Figure 11(a) shows the rotor blade damage under the three heading orientation angles. Under all the three heading angles, two rotor blades impacted with the UAV, resulting in similar damage to the rotor blades. The impact force of the rotor blades varies between 120 and 167 kN as shown in Figure 11(b). The largest peak occurs when the heading angle is 45°. The impact force histories are similar among the three heading angles. All the peaks were caused by the rotor blades cutting the UAV battery and fuselage. In addition, there is a second peak for the 45° and 90° heading angle case, which happened between 15 and 20 ms. This is produced by the impact between the second rotor blade and UAV’s battery fragments. Overall, the damage of the rotor blades is not significantly affected by the UAV heading orientation.

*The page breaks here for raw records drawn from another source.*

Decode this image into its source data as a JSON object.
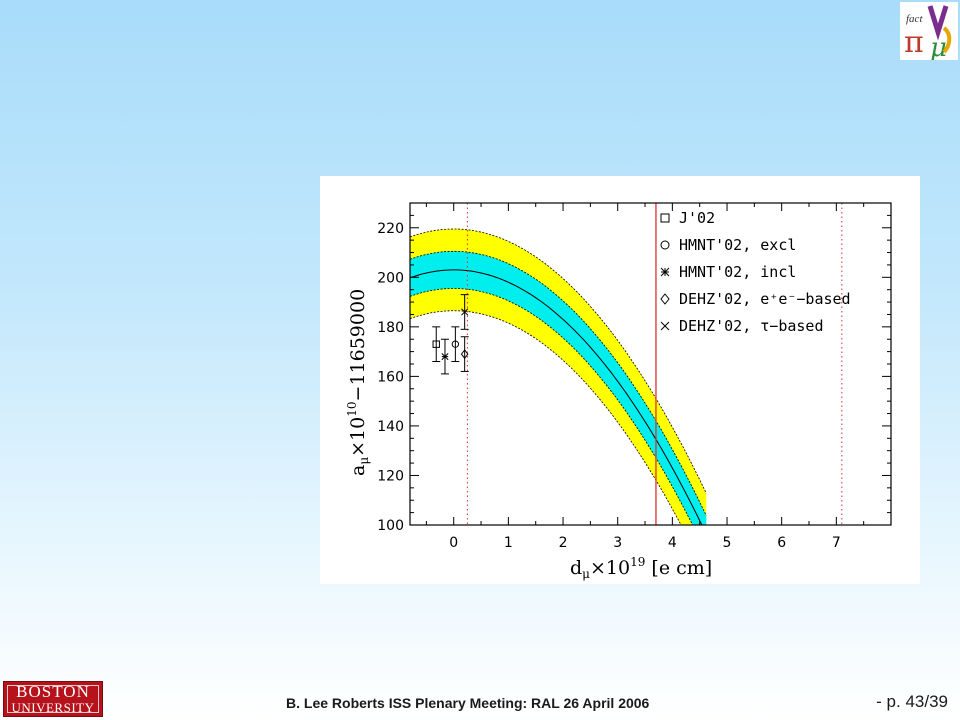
{
  "footer": {
    "text": "B. Lee Roberts  ISS Plenary Meeting: RAL 26 April 2006",
    "page": "- p. 43/39"
  },
  "logo_university": {
    "line1": "BOSTON",
    "line2": "UNIVERSITY"
  },
  "logo_fact": {
    "text": "fact"
  },
  "chart_data": {
    "type": "line",
    "xlabel": "d_μ×10^19 [e cm]",
    "ylabel": "a_μ×10^10 −11659000",
    "xlim": [
      -0.8,
      8.0
    ],
    "ylim": [
      100,
      230
    ],
    "xticks": [
      0,
      1,
      2,
      3,
      4,
      5,
      6,
      7
    ],
    "yticks": [
      100,
      120,
      140,
      160,
      180,
      200,
      220
    ],
    "curve": {
      "a0": 203,
      "k": 5.0,
      "x_range": [
        -0.8,
        4.62
      ]
    },
    "bands": [
      {
        "name": "outer",
        "half_width": 16.5,
        "color": "#ffff00"
      },
      {
        "name": "inner",
        "half_width": 7.5,
        "color": "#00eeee"
      }
    ],
    "vertical_lines": [
      {
        "x": 0.25,
        "style": "dotted",
        "color": "#e03030"
      },
      {
        "x": 3.7,
        "style": "solid",
        "color": "#e03030"
      },
      {
        "x": 7.1,
        "style": "dotted",
        "color": "#e03030"
      }
    ],
    "points": [
      {
        "label": "J'02",
        "marker": "square",
        "x": -0.32,
        "y": 173,
        "err": 7
      },
      {
        "label": "HMNT'02, excl",
        "marker": "circle",
        "x": 0.03,
        "y": 173,
        "err": 7
      },
      {
        "label": "HMNT'02, incl",
        "marker": "star",
        "x": -0.16,
        "y": 168,
        "err": 7
      },
      {
        "label": "DEHZ'02, e⁺e⁻−based",
        "marker": "diamond",
        "x": 0.2,
        "y": 169,
        "err": 7
      },
      {
        "label": "DEHZ'02, τ−based",
        "marker": "x",
        "x": 0.2,
        "y": 186,
        "err": 7
      }
    ],
    "legend_placement": "top-right"
  }
}
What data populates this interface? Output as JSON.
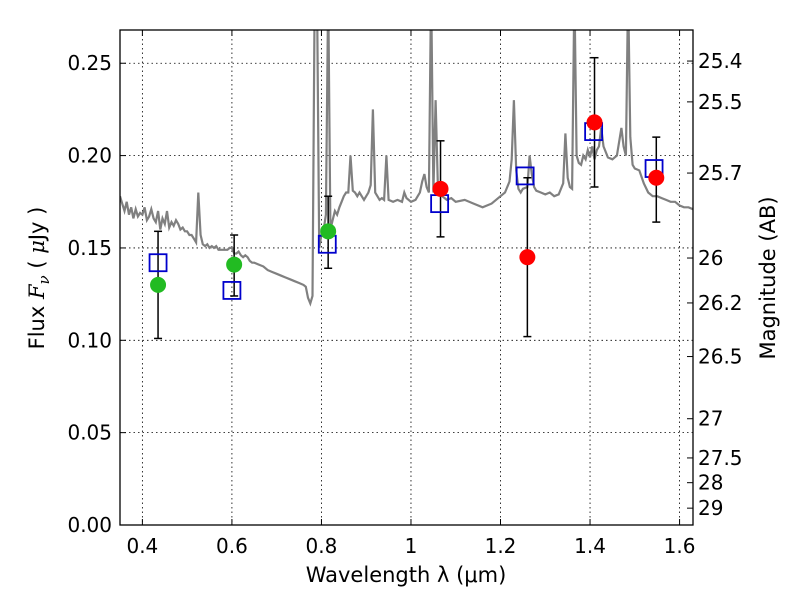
{
  "chart_data": {
    "type": "scatter",
    "title": "",
    "xlabel": "Wavelength  λ (μm)",
    "ylabel_parts": {
      "pre": "Flux  ",
      "sym": "F",
      "sub": "ν",
      "mid": "  ( ",
      "mu": "μ",
      "post": "Jy )"
    },
    "y2label": "Magnitude (AB)",
    "xlim": [
      0.35,
      1.63
    ],
    "ylim": [
      0.0,
      0.268
    ],
    "grid": true,
    "x_ticks": [
      0.4,
      0.6,
      0.8,
      1.0,
      1.2,
      1.4,
      1.6
    ],
    "x_tick_labels": [
      "0.4",
      "0.6",
      "0.8",
      "1",
      "1.2",
      "1.4",
      "1.6"
    ],
    "y_ticks": [
      0.0,
      0.05,
      0.1,
      0.15,
      0.2,
      0.25
    ],
    "y_tick_labels": [
      "0.00",
      "0.05",
      "0.10",
      "0.15",
      "0.20",
      "0.25"
    ],
    "mag_ticks": [
      "25.4",
      "25.5",
      "25.7",
      "26",
      "26.2",
      "26.5",
      "27",
      "27.5",
      "28",
      "29"
    ],
    "colors": {
      "spectrum": "#808080",
      "model_box": "#0000cc",
      "green": "#22bb22",
      "red": "#ff0000",
      "error": "#000000"
    },
    "spectrum": [
      [
        0.35,
        0.178
      ],
      [
        0.355,
        0.174
      ],
      [
        0.36,
        0.17
      ],
      [
        0.365,
        0.175
      ],
      [
        0.37,
        0.168
      ],
      [
        0.375,
        0.172
      ],
      [
        0.38,
        0.166
      ],
      [
        0.385,
        0.171
      ],
      [
        0.39,
        0.167
      ],
      [
        0.395,
        0.169
      ],
      [
        0.4,
        0.168
      ],
      [
        0.405,
        0.172
      ],
      [
        0.41,
        0.165
      ],
      [
        0.415,
        0.167
      ],
      [
        0.42,
        0.171
      ],
      [
        0.425,
        0.166
      ],
      [
        0.43,
        0.164
      ],
      [
        0.435,
        0.17
      ],
      [
        0.44,
        0.16
      ],
      [
        0.445,
        0.166
      ],
      [
        0.45,
        0.163
      ],
      [
        0.455,
        0.17
      ],
      [
        0.46,
        0.161
      ],
      [
        0.465,
        0.164
      ],
      [
        0.47,
        0.162
      ],
      [
        0.475,
        0.165
      ],
      [
        0.48,
        0.163
      ],
      [
        0.485,
        0.16
      ],
      [
        0.49,
        0.161
      ],
      [
        0.495,
        0.159
      ],
      [
        0.5,
        0.159
      ],
      [
        0.505,
        0.157
      ],
      [
        0.51,
        0.157
      ],
      [
        0.515,
        0.155
      ],
      [
        0.52,
        0.153
      ],
      [
        0.525,
        0.18
      ],
      [
        0.53,
        0.157
      ],
      [
        0.535,
        0.152
      ],
      [
        0.54,
        0.151
      ],
      [
        0.545,
        0.152
      ],
      [
        0.55,
        0.15
      ],
      [
        0.555,
        0.151
      ],
      [
        0.56,
        0.15
      ],
      [
        0.565,
        0.151
      ],
      [
        0.57,
        0.149
      ],
      [
        0.575,
        0.149
      ],
      [
        0.58,
        0.149
      ],
      [
        0.585,
        0.149
      ],
      [
        0.59,
        0.149
      ],
      [
        0.595,
        0.15
      ],
      [
        0.6,
        0.15
      ],
      [
        0.605,
        0.147
      ],
      [
        0.61,
        0.147
      ],
      [
        0.615,
        0.148
      ],
      [
        0.62,
        0.146
      ],
      [
        0.625,
        0.145
      ],
      [
        0.63,
        0.146
      ],
      [
        0.635,
        0.145
      ],
      [
        0.64,
        0.143
      ],
      [
        0.645,
        0.142
      ],
      [
        0.65,
        0.142
      ],
      [
        0.66,
        0.141
      ],
      [
        0.67,
        0.14
      ],
      [
        0.68,
        0.138
      ],
      [
        0.69,
        0.137
      ],
      [
        0.7,
        0.136
      ],
      [
        0.71,
        0.135
      ],
      [
        0.72,
        0.134
      ],
      [
        0.73,
        0.133
      ],
      [
        0.74,
        0.132
      ],
      [
        0.75,
        0.131
      ],
      [
        0.76,
        0.13
      ],
      [
        0.765,
        0.129
      ],
      [
        0.77,
        0.123
      ],
      [
        0.775,
        0.12
      ],
      [
        0.78,
        0.124
      ],
      [
        0.785,
        0.29
      ],
      [
        0.79,
        0.29
      ],
      [
        0.795,
        0.15
      ],
      [
        0.8,
        0.157
      ],
      [
        0.805,
        0.16
      ],
      [
        0.81,
        0.168
      ],
      [
        0.815,
        0.29
      ],
      [
        0.82,
        0.16
      ],
      [
        0.825,
        0.165
      ],
      [
        0.83,
        0.17
      ],
      [
        0.835,
        0.168
      ],
      [
        0.84,
        0.172
      ],
      [
        0.845,
        0.175
      ],
      [
        0.85,
        0.178
      ],
      [
        0.855,
        0.18
      ],
      [
        0.86,
        0.18
      ],
      [
        0.865,
        0.2
      ],
      [
        0.87,
        0.181
      ],
      [
        0.875,
        0.18
      ],
      [
        0.88,
        0.178
      ],
      [
        0.885,
        0.18
      ],
      [
        0.89,
        0.178
      ],
      [
        0.895,
        0.176
      ],
      [
        0.9,
        0.178
      ],
      [
        0.905,
        0.18
      ],
      [
        0.91,
        0.184
      ],
      [
        0.915,
        0.225
      ],
      [
        0.92,
        0.18
      ],
      [
        0.925,
        0.178
      ],
      [
        0.93,
        0.176
      ],
      [
        0.935,
        0.177
      ],
      [
        0.94,
        0.176
      ],
      [
        0.945,
        0.2
      ],
      [
        0.95,
        0.176
      ],
      [
        0.96,
        0.175
      ],
      [
        0.97,
        0.176
      ],
      [
        0.98,
        0.175
      ],
      [
        0.985,
        0.18
      ],
      [
        0.99,
        0.177
      ],
      [
        1.0,
        0.175
      ],
      [
        1.01,
        0.176
      ],
      [
        1.015,
        0.178
      ],
      [
        1.02,
        0.18
      ],
      [
        1.025,
        0.186
      ],
      [
        1.03,
        0.19
      ],
      [
        1.035,
        0.183
      ],
      [
        1.04,
        0.18
      ],
      [
        1.045,
        0.292
      ],
      [
        1.05,
        0.18
      ],
      [
        1.055,
        0.23
      ],
      [
        1.06,
        0.185
      ],
      [
        1.065,
        0.182
      ],
      [
        1.07,
        0.178
      ],
      [
        1.08,
        0.176
      ],
      [
        1.09,
        0.177
      ],
      [
        1.1,
        0.175
      ],
      [
        1.12,
        0.176
      ],
      [
        1.14,
        0.174
      ],
      [
        1.16,
        0.172
      ],
      [
        1.18,
        0.174
      ],
      [
        1.2,
        0.178
      ],
      [
        1.21,
        0.18
      ],
      [
        1.22,
        0.186
      ],
      [
        1.225,
        0.198
      ],
      [
        1.23,
        0.23
      ],
      [
        1.235,
        0.192
      ],
      [
        1.24,
        0.182
      ],
      [
        1.245,
        0.18
      ],
      [
        1.25,
        0.182
      ],
      [
        1.26,
        0.183
      ],
      [
        1.265,
        0.2
      ],
      [
        1.27,
        0.19
      ],
      [
        1.275,
        0.183
      ],
      [
        1.28,
        0.181
      ],
      [
        1.29,
        0.18
      ],
      [
        1.3,
        0.179
      ],
      [
        1.31,
        0.18
      ],
      [
        1.32,
        0.178
      ],
      [
        1.33,
        0.179
      ],
      [
        1.34,
        0.185
      ],
      [
        1.345,
        0.212
      ],
      [
        1.35,
        0.188
      ],
      [
        1.355,
        0.183
      ],
      [
        1.36,
        0.182
      ],
      [
        1.365,
        0.29
      ],
      [
        1.37,
        0.2
      ],
      [
        1.375,
        0.196
      ],
      [
        1.38,
        0.195
      ],
      [
        1.385,
        0.2
      ],
      [
        1.39,
        0.198
      ],
      [
        1.395,
        0.203
      ],
      [
        1.4,
        0.199
      ],
      [
        1.405,
        0.205
      ],
      [
        1.41,
        0.198
      ],
      [
        1.415,
        0.203
      ],
      [
        1.42,
        0.205
      ],
      [
        1.425,
        0.215
      ],
      [
        1.43,
        0.205
      ],
      [
        1.44,
        0.199
      ],
      [
        1.45,
        0.198
      ],
      [
        1.46,
        0.2
      ],
      [
        1.47,
        0.215
      ],
      [
        1.475,
        0.205
      ],
      [
        1.48,
        0.2
      ],
      [
        1.485,
        0.29
      ],
      [
        1.49,
        0.21
      ],
      [
        1.495,
        0.195
      ],
      [
        1.5,
        0.193
      ],
      [
        1.51,
        0.192
      ],
      [
        1.52,
        0.185
      ],
      [
        1.53,
        0.18
      ],
      [
        1.54,
        0.178
      ],
      [
        1.55,
        0.178
      ],
      [
        1.56,
        0.177
      ],
      [
        1.57,
        0.176
      ],
      [
        1.58,
        0.175
      ],
      [
        1.59,
        0.175
      ],
      [
        1.6,
        0.173
      ],
      [
        1.61,
        0.172
      ],
      [
        1.62,
        0.172
      ],
      [
        1.63,
        0.171
      ]
    ],
    "models": [
      {
        "x": 0.435,
        "y": 0.142
      },
      {
        "x": 0.6,
        "y": 0.127
      },
      {
        "x": 0.813,
        "y": 0.152
      },
      {
        "x": 1.064,
        "y": 0.174
      },
      {
        "x": 1.255,
        "y": 0.189
      },
      {
        "x": 1.408,
        "y": 0.213
      },
      {
        "x": 1.543,
        "y": 0.193
      }
    ],
    "photometry": [
      {
        "x": 0.435,
        "y": 0.13,
        "lo": 0.101,
        "hi": 0.159,
        "color": "green"
      },
      {
        "x": 0.605,
        "y": 0.141,
        "lo": 0.124,
        "hi": 0.157,
        "color": "green"
      },
      {
        "x": 0.815,
        "y": 0.159,
        "lo": 0.139,
        "hi": 0.178,
        "color": "green"
      },
      {
        "x": 1.066,
        "y": 0.182,
        "lo": 0.156,
        "hi": 0.208,
        "color": "red"
      },
      {
        "x": 1.26,
        "y": 0.145,
        "lo": 0.102,
        "hi": 0.188,
        "color": "red"
      },
      {
        "x": 1.41,
        "y": 0.218,
        "lo": 0.183,
        "hi": 0.253,
        "color": "red"
      },
      {
        "x": 1.548,
        "y": 0.188,
        "lo": 0.164,
        "hi": 0.21,
        "color": "red"
      }
    ]
  }
}
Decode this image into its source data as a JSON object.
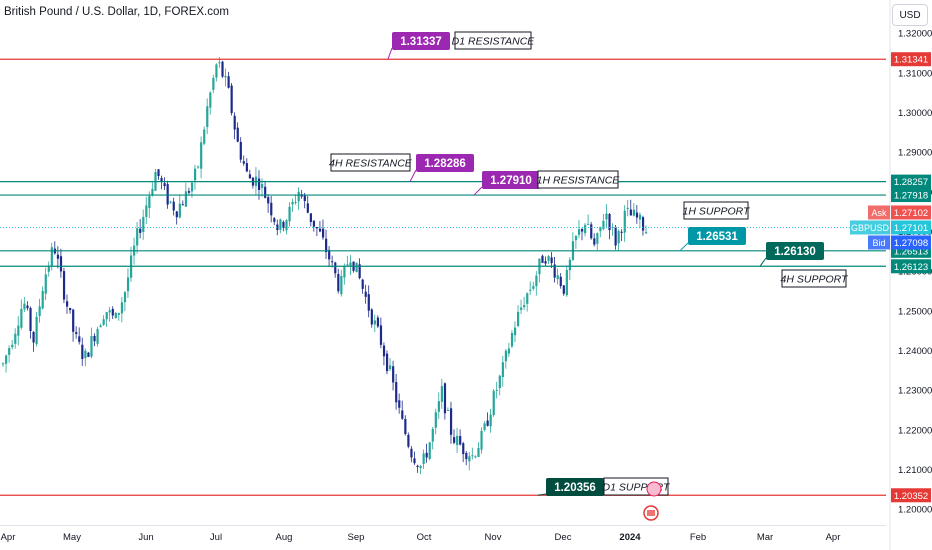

However, the heading orientation affects the peak of the impact force.
4. Conclusions
- 1.
The simulation results were in good agreement with the corresponding UAV impact test results, which validated the UAV FE model. Therefore, the UAV FE model can be used for subsequent simulations.
- 2.
The process of the UAV hitting the blades of the turbofan engine is a full-contact impact. After the impact, the drone is cut into pieces by the fan blades. The heading orientation of the UAV affects the impact load and material damage of the turbofan blades.
- 3.
The process of the UAV impacting with the three-blade propeller and the four-blade helicopter tail rotor is nonsufficient contact impact. The impact load and material damage of these two types of blades in the impact are mainly determined by the specific parts of the UAV that the blades impact with. The heading orientation of the UAV affects the impact load, but not the material damage of the blades.
- 4.
The UAV heading orientation has minimal effect on the damage of the three blades. Compared with the propeller and rotor blades, the turbofan blades are more sensitive to UAV head orientation.
Conflicts of Interest
The authors declare no conflicts of interest.
Funding
The study has not been funded.
Open Research
Data Availability Statement
The numerical data used to support the findings of this study are available from the corresponding author upon request.